L’échec du parti d’extrême droite Reconquête! aux législatives est surtout celui de son chef de file Eric Zemmour: candidat surprise à l’élection présidentielle dont il fut la vedette, il termine en candidat défait, dès le premier tour, dans le Var.
Seule nouveauté de la course à l’Elysée, l’ancien éditorialiste du Figaro et de CNews a suscité un immense intérêt médiatique, attisé par ses multiples provocations.
« Je serai au second tour.

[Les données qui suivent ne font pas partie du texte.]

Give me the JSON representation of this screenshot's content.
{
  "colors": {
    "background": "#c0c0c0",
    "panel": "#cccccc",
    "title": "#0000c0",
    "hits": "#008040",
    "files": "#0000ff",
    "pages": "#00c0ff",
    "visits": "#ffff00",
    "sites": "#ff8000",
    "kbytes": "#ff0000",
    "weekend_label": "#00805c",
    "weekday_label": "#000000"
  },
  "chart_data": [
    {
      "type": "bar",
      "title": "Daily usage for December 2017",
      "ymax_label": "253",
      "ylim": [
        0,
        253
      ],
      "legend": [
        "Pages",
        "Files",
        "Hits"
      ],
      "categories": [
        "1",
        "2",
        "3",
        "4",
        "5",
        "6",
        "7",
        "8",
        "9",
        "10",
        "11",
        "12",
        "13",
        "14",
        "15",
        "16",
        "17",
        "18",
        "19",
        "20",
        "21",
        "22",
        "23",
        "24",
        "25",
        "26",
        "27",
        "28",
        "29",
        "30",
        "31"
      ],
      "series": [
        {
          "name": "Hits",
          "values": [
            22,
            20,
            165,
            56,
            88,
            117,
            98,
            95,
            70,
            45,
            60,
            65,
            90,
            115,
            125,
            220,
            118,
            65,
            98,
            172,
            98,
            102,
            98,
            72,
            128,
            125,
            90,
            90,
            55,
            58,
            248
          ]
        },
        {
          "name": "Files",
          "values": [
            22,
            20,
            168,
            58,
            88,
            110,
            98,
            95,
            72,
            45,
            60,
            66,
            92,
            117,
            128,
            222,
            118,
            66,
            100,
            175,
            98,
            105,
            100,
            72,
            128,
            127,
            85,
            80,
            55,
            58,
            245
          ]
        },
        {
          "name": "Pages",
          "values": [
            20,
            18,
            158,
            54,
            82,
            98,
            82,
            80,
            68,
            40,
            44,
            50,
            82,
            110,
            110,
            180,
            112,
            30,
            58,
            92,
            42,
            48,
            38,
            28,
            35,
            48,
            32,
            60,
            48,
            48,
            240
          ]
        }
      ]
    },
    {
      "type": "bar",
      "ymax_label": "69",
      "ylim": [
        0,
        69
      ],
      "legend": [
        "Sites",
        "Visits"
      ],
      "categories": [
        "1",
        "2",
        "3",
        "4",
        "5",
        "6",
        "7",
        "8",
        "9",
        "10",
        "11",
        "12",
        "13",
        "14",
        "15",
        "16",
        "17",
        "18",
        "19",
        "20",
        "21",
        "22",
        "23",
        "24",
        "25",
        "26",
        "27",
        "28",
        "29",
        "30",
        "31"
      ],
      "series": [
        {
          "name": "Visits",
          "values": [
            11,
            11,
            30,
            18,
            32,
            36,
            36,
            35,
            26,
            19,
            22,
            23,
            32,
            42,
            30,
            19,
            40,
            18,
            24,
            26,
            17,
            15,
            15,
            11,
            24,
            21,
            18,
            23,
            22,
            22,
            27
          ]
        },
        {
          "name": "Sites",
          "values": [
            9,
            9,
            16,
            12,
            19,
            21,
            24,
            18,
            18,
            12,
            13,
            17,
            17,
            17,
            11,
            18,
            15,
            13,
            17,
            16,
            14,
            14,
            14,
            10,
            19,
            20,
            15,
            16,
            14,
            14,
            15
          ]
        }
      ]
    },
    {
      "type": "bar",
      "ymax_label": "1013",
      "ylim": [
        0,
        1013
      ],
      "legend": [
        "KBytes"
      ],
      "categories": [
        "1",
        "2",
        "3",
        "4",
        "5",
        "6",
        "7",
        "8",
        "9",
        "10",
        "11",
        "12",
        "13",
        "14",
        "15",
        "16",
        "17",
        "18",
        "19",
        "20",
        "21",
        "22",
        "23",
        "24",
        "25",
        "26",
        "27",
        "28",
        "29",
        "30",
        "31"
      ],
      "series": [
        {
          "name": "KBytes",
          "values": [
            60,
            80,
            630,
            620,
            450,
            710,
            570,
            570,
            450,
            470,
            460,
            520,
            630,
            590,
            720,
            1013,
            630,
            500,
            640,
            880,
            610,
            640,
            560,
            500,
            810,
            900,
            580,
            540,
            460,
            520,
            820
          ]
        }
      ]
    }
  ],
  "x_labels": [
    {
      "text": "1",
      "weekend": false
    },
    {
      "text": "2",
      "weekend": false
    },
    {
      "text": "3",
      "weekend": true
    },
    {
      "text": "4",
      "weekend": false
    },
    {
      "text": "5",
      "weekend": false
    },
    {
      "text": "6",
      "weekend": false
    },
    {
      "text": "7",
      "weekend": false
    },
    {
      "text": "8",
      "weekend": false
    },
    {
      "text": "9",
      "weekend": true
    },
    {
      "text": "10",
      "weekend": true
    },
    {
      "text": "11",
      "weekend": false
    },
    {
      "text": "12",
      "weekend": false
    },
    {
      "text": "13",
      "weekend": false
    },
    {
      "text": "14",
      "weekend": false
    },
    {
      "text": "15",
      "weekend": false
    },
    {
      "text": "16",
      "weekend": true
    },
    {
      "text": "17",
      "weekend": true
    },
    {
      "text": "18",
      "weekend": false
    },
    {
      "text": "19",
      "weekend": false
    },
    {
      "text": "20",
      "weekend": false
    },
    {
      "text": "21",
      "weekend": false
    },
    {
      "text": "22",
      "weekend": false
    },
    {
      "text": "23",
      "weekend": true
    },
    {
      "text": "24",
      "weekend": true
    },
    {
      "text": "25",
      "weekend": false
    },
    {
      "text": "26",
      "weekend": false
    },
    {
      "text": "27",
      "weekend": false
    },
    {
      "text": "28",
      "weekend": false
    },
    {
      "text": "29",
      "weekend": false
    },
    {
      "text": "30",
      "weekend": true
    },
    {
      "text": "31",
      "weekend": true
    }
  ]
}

Ensuite, je serai soit président de la République, soit leader de l’opposition », clamait encore Eric Zemmour début avril, en répétant que sa rivale Marine Le Pen n’avait « aucune chance » de l’emporter face à Emmanuel Macron.

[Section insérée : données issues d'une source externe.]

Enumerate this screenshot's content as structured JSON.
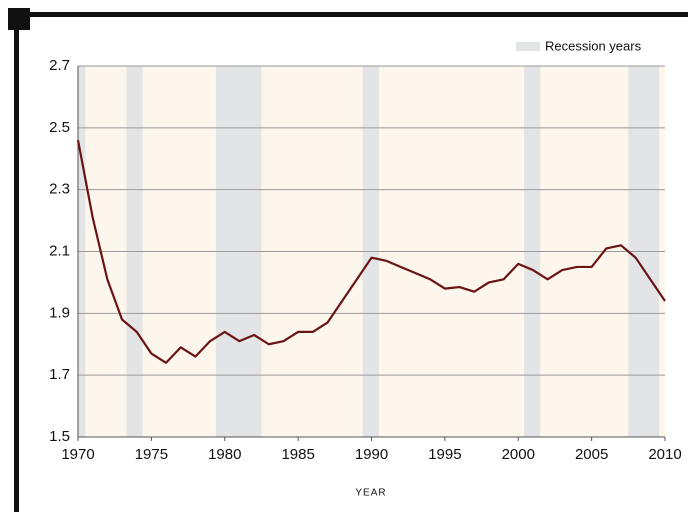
{
  "chart_data": {
    "type": "line",
    "x_label": "YEAR",
    "legend_label": "Recession years",
    "recession_color": "#e3e4e6",
    "background_color": "#fcf6ec",
    "recessions": [
      [
        1970,
        1970.5
      ],
      [
        1973.3,
        1974.4
      ],
      [
        1979.4,
        1982.5
      ],
      [
        1989.4,
        1990.5
      ],
      [
        2000.4,
        2001.5
      ],
      [
        2007.5,
        2009.6
      ]
    ],
    "x": [
      1970,
      1971,
      1972,
      1973,
      1974,
      1975,
      1976,
      1977,
      1978,
      1979,
      1980,
      1981,
      1982,
      1983,
      1984,
      1985,
      1986,
      1987,
      1988,
      1989,
      1990,
      1991,
      1992,
      1993,
      1994,
      1995,
      1996,
      1997,
      1998,
      1999,
      2000,
      2001,
      2002,
      2003,
      2004,
      2005,
      2006,
      2007,
      2008,
      2009,
      2010
    ],
    "series": [
      {
        "color": "#6b1416",
        "values": [
          2.46,
          2.21,
          2.01,
          1.88,
          1.84,
          1.77,
          1.74,
          1.79,
          1.76,
          1.81,
          1.84,
          1.81,
          1.83,
          1.8,
          1.81,
          1.84,
          1.84,
          1.87,
          1.94,
          2.01,
          2.08,
          2.07,
          2.05,
          2.03,
          2.01,
          1.98,
          1.985,
          1.97,
          2.0,
          2.01,
          2.06,
          2.04,
          2.01,
          2.04,
          2.05,
          2.05,
          2.11,
          2.12,
          2.08,
          2.01,
          1.94
        ]
      }
    ],
    "xlim": [
      1970,
      2010
    ],
    "xticks": [
      1970,
      1975,
      1980,
      1985,
      1990,
      1995,
      2000,
      2005,
      2010
    ],
    "ylim": [
      1.5,
      2.7
    ],
    "yticks": [
      1.5,
      1.7,
      1.9,
      2.1,
      2.3,
      2.5,
      2.7
    ],
    "grid": true
  }
}
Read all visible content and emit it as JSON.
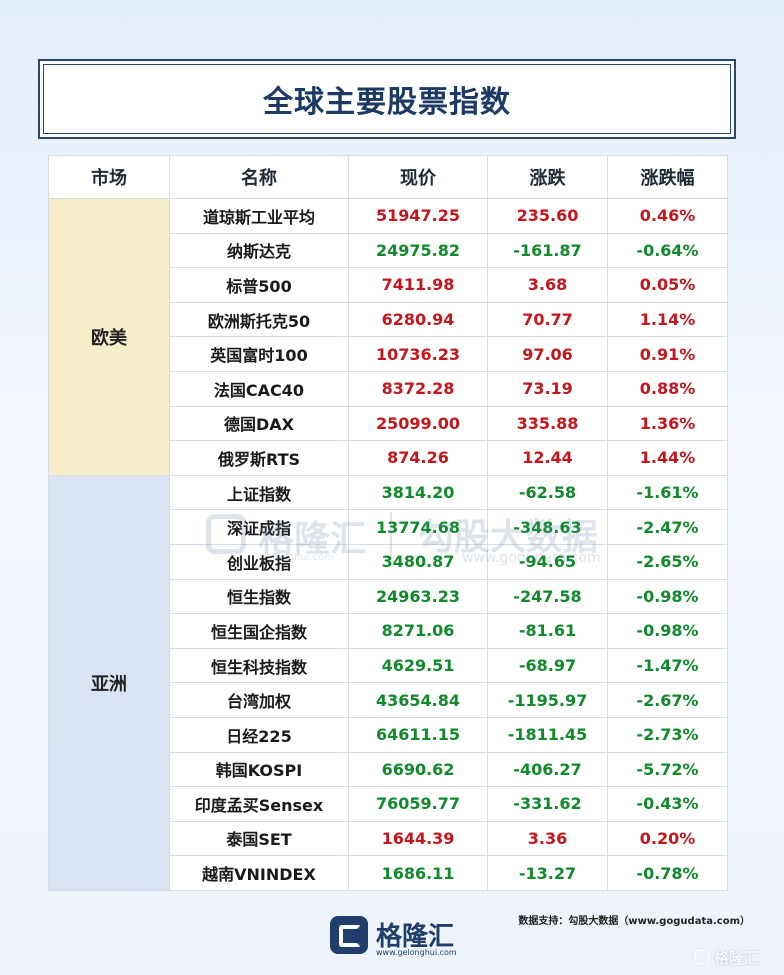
{
  "title": "全球主要股票指数",
  "colors": {
    "up": "#c4161c",
    "down": "#118a2b",
    "europe_bg": "#f7edc8",
    "asia_bg": "#d9e3f2",
    "title": "#1c3a63"
  },
  "table": {
    "headers": [
      "市场",
      "名称",
      "现价",
      "涨跌",
      "涨跌幅"
    ],
    "groups": [
      {
        "market": "欧美",
        "rows": [
          {
            "name": "道琼斯工业平均",
            "price": "51947.25",
            "change": "235.60",
            "pct": "0.46%"
          },
          {
            "name": "纳斯达克",
            "price": "24975.82",
            "change": "-161.87",
            "pct": "-0.64%"
          },
          {
            "name": "标普500",
            "price": "7411.98",
            "change": "3.68",
            "pct": "0.05%"
          },
          {
            "name": "欧洲斯托克50",
            "price": "6280.94",
            "change": "70.77",
            "pct": "1.14%"
          },
          {
            "name": "英国富时100",
            "price": "10736.23",
            "change": "97.06",
            "pct": "0.91%"
          },
          {
            "name": "法国CAC40",
            "price": "8372.28",
            "change": "73.19",
            "pct": "0.88%"
          },
          {
            "name": "德国DAX",
            "price": "25099.00",
            "change": "335.88",
            "pct": "1.36%"
          },
          {
            "name": "俄罗斯RTS",
            "price": "874.26",
            "change": "12.44",
            "pct": "1.44%"
          }
        ]
      },
      {
        "market": "亚洲",
        "rows": [
          {
            "name": "上证指数",
            "price": "3814.20",
            "change": "-62.58",
            "pct": "-1.61%"
          },
          {
            "name": "深证成指",
            "price": "13774.68",
            "change": "-348.63",
            "pct": "-2.47%"
          },
          {
            "name": "创业板指",
            "price": "3480.87",
            "change": "-94.65",
            "pct": "-2.65%"
          },
          {
            "name": "恒生指数",
            "price": "24963.23",
            "change": "-247.58",
            "pct": "-0.98%"
          },
          {
            "name": "恒生国企指数",
            "price": "8271.06",
            "change": "-81.61",
            "pct": "-0.98%"
          },
          {
            "name": "恒生科技指数",
            "price": "4629.51",
            "change": "-68.97",
            "pct": "-1.47%"
          },
          {
            "name": "台湾加权",
            "price": "43654.84",
            "change": "-1195.97",
            "pct": "-2.67%"
          },
          {
            "name": "日经225",
            "price": "64611.15",
            "change": "-1811.45",
            "pct": "-2.73%"
          },
          {
            "name": "韩国KOSPI",
            "price": "6690.62",
            "change": "-406.27",
            "pct": "-5.72%"
          },
          {
            "name": "印度孟买Sensex",
            "price": "76059.77",
            "change": "-331.62",
            "pct": "-0.43%"
          },
          {
            "name": "泰国SET",
            "price": "1644.39",
            "change": "3.36",
            "pct": "0.20%"
          },
          {
            "name": "越南VNINDEX",
            "price": "1686.11",
            "change": "-13.27",
            "pct": "-0.78%"
          }
        ]
      }
    ]
  },
  "watermark": {
    "brand": "格隆汇",
    "brand_url": "gelonghui.com",
    "data_brand": "勾股大数据",
    "data_url": "www.gogudata.com"
  },
  "footer": {
    "logo_text": "格隆汇",
    "logo_url": "www.gelonghui.com",
    "source": "数据支持：勾股大数据（www.gogudata.com）",
    "corner_brand": "格隆汇"
  }
}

Mais après avoir frôlé puis dépassé à l’automne la candidate RN dans les sondages, réuni des milliers de partisans dans ses meetings volcaniques, le candidat identitaire de 63 ans est retombé sur terre en terminant avec 7,07% des voix, quand Marine Le Pen en récoltait 23,15% et se qualifiait pour le second tour.
Ses ambitions aux législatives ont aussi été stoppées net dès le premier tour dimanche.

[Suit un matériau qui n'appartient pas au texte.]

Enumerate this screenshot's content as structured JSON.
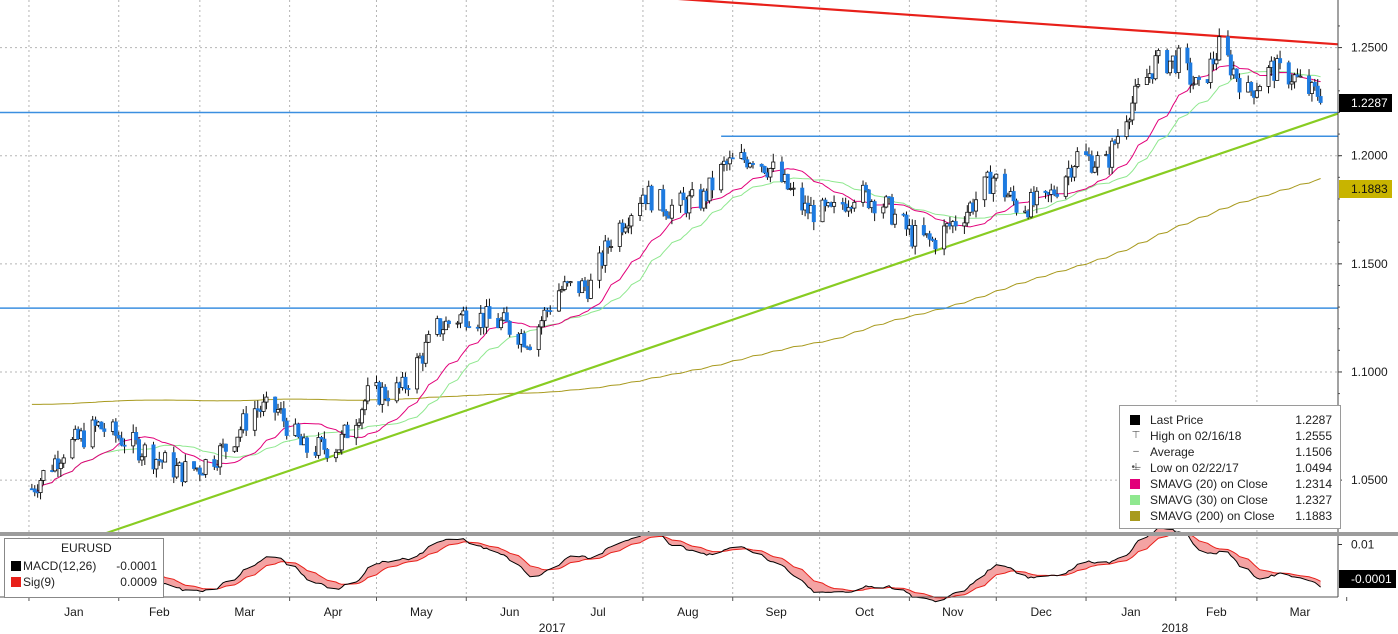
{
  "chart_data": {
    "type": "candlestick",
    "instrument": "EURUSD",
    "y_ticks": [
      "1.2500",
      "1.2000",
      "1.1500",
      "1.1000",
      "1.0500"
    ],
    "ylim": [
      1.026,
      1.272
    ],
    "x_months": [
      "Jan",
      "Feb",
      "Mar",
      "Apr",
      "May",
      "Jun",
      "Jul",
      "Aug",
      "Sep",
      "Oct",
      "Nov",
      "Dec",
      "Jan",
      "Feb",
      "Mar"
    ],
    "x_years": [
      "2017",
      "2018"
    ],
    "price_points": [
      [
        "2017-01-02",
        1.046
      ],
      [
        "2017-01-13",
        1.064
      ],
      [
        "2017-01-25",
        1.075
      ],
      [
        "2017-02-08",
        1.065
      ],
      [
        "2017-02-22",
        1.054
      ],
      [
        "2017-03-01",
        1.056
      ],
      [
        "2017-03-10",
        1.065
      ],
      [
        "2017-03-20",
        1.083
      ],
      [
        "2017-03-28",
        1.082
      ],
      [
        "2017-04-06",
        1.064
      ],
      [
        "2017-04-18",
        1.066
      ],
      [
        "2017-04-28",
        1.089
      ],
      [
        "2017-05-10",
        1.092
      ],
      [
        "2017-05-22",
        1.12
      ],
      [
        "2017-06-01",
        1.127
      ],
      [
        "2017-06-14",
        1.122
      ],
      [
        "2017-06-23",
        1.115
      ],
      [
        "2017-07-03",
        1.138
      ],
      [
        "2017-07-14",
        1.14
      ],
      [
        "2017-07-21",
        1.162
      ],
      [
        "2017-08-01",
        1.183
      ],
      [
        "2017-08-10",
        1.176
      ],
      [
        "2017-08-22",
        1.18
      ],
      [
        "2017-08-29",
        1.195
      ],
      [
        "2017-09-08",
        1.2
      ],
      [
        "2017-09-15",
        1.193
      ],
      [
        "2017-09-26",
        1.175
      ],
      [
        "2017-10-05",
        1.173
      ],
      [
        "2017-10-13",
        1.183
      ],
      [
        "2017-10-23",
        1.178
      ],
      [
        "2017-11-02",
        1.163
      ],
      [
        "2017-11-09",
        1.16
      ],
      [
        "2017-11-21",
        1.175
      ],
      [
        "2017-11-30",
        1.19
      ],
      [
        "2017-12-08",
        1.177
      ],
      [
        "2017-12-18",
        1.178
      ],
      [
        "2017-12-29",
        1.2
      ],
      [
        "2018-01-08",
        1.196
      ],
      [
        "2018-01-15",
        1.22
      ],
      [
        "2018-01-25",
        1.243
      ],
      [
        "2018-02-02",
        1.244
      ],
      [
        "2018-02-09",
        1.23
      ],
      [
        "2018-02-16",
        1.25
      ],
      [
        "2018-02-26",
        1.229
      ],
      [
        "2018-03-06",
        1.24
      ],
      [
        "2018-03-13",
        1.237
      ],
      [
        "2018-03-20",
        1.229
      ]
    ],
    "series": [
      {
        "name": "Last Price",
        "color": "#000000"
      },
      {
        "name": "SMAVG (20) on Close",
        "color": "#e2007a"
      },
      {
        "name": "SMAVG (30) on Close",
        "color": "#8fe88f"
      },
      {
        "name": "SMAVG (200) on Close",
        "color": "#a89a1e"
      }
    ],
    "horizontal_lines": [
      {
        "y": 1.22,
        "color": "#3b8fe0"
      },
      {
        "y": 1.209,
        "color": "#3b8fe0"
      },
      {
        "y": 1.1295,
        "color": "#3b8fe0"
      }
    ],
    "trendlines": [
      {
        "color": "#e8201a",
        "from": [
          "2017-07-17",
          1.275
        ],
        "to": [
          "2018-03-29",
          1.2515
        ]
      },
      {
        "color": "#88cc22",
        "from": [
          "2017-01-27",
          1.0252
        ],
        "to": [
          "2018-03-29",
          1.2195
        ]
      }
    ],
    "last_price_tag": "1.2287",
    "sma200_tag": "1.1883",
    "legend": {
      "rows": [
        {
          "symbol": "sq-black",
          "name": "Last Price",
          "value": "1.2287"
        },
        {
          "symbol": "T",
          "name": "High on 02/16/18",
          "value": "1.2555"
        },
        {
          "symbol": "-o-",
          "name": "Average",
          "value": "1.1506"
        },
        {
          "symbol": "I",
          "name": "Low on 02/22/17",
          "value": "1.0494"
        },
        {
          "symbol": "sq-magenta",
          "name": "SMAVG (20) on Close",
          "value": "1.2314"
        },
        {
          "symbol": "sq-green",
          "name": "SMAVG (30) on Close",
          "value": "1.2327"
        },
        {
          "symbol": "sq-olive",
          "name": "SMAVG (200) on Close",
          "value": "1.1883"
        }
      ]
    },
    "macd": {
      "title": "EURUSD",
      "y_ticks": [
        "0.01"
      ],
      "ylim": [
        -0.004,
        0.012
      ],
      "rows": [
        {
          "name": "MACD(12,26)",
          "value": "-0.0001",
          "color": "#000000"
        },
        {
          "name": "Sig(9)",
          "value": "0.0009",
          "color": "#e8201a"
        }
      ],
      "last_tag": "-0.0001"
    }
  }
}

Lui-même a été éliminé dans la 4e circonscription du Var, où il a réuni 23,19% des voix, à seulement 1,5 point derrière le candidat RN. Au niveau national, Reconquête! a réuni 4,24% des voix, contre 18,68% pour le RN.
« Impasse »
Ses principaux lieutenants, dont les visages tapissaient toutes les affiches Reconquête! en France, ont aussi chuté dès dimanche, comme l’ancien numéro deux de LR Guillaume Peltier, député sortant dans le Loir-et-Cher, ou l’animateur de la branche jeunesse de Reconquête!, Stanislas Rigault, dans le Vaucluse, qui avait comme suppléante l’ancienne députée FN Marion Maréchal.
Deux anciens cadres identitaires candidats dans les Alpes maritimes, Damien Rieu et le dissident RN Philippe Vardon, allié à Reconquête!, ont également raté leur qualification.
« La stratégie d’Éric Zemmour est une impasse parce qu’elle est caricaturale, brutale », a estimé lundi Jordan Bardella.
« Les ralliés du RN vers Reconquête!, c’est-à-dire en fait 10 personnes, ont eu zéro impact », selon le président par intérim du RN qui reproche à M. Zemmour « d’avoir totalement omis le quotidien des Français et l’inquiétude des fins de mois », en ne parlant que de la « fin de la France ».
M. Zemmour a essentiellement fait campagne sur la théorie complotiste du « grand remplacement » des populations européennes par une population d’origine étrangère ou à dire que l’islam et l’islamisme, « c’est la même chose ».
Reconquête! n’a pas empêché le RN de se qualifier « dans des circonscriptions gagnables », selon M. Bardella, même si Marine Le Pen avait refusé tout accord avec Eric Zemmour aux législatives.
Loin de l’entraver, M. Zemmour a aussi « aidé le RN à paraître recentré » par sa « radicalité idéologique » tout en lui apportant un réservoir de voix, analyse le politologue Jean-Yves Camus.
« Construire »
Reconquête! a aussi « permis de clarifier le paysage interne au RN » où plusieurs responsables, comme l’eurodéputé Nicolas Bay, étaient déjà sur le départ, note M. Camus.
L’objectif reste désormais la structuration de Reconquête! en mouvement politique durable, pour le mener jusqu’aux élections européennes de 2024, où il a davantage de chances, en raison du scrutin proportionnel, d’obtenir des élus.
« On a installé une nouvelle force politique » d’environ 130.000 adhérents revendiqués, mais « il faut tout construire », assurait à l’AFP avant le premier tour, Nicolas Bay.
« Un mouvement est né il y a six mois. Il a déjà rencontré mille obstacles, traversé mille épreuves. Il a tenu bon et s’est installé partout en France. (…) La Reconquête restera un devoir. En avant! », a tweeté dimanche soir Eric Zemmour.
« En voyant l’extrême gauche de Mélenchon et le centre gauche de Macron dominer très largement l’élection, je me dis que nous avons un grand travail de construction à mener », a estimé lundi Marion Maréchal, qui ne s’était pas présentée pour cause de grossesse et a donné naissance, vendredi, à une deuxième fille, prénommée Clotilde.
Pour ce faire, le jeune parti peut déjà compter, avec les 964.868 voix engrangées dimanche, sur 1,582 million d’euros d’argent public chaque année, puisque chaque voix gagnée donne droit à 1,64 euro par an.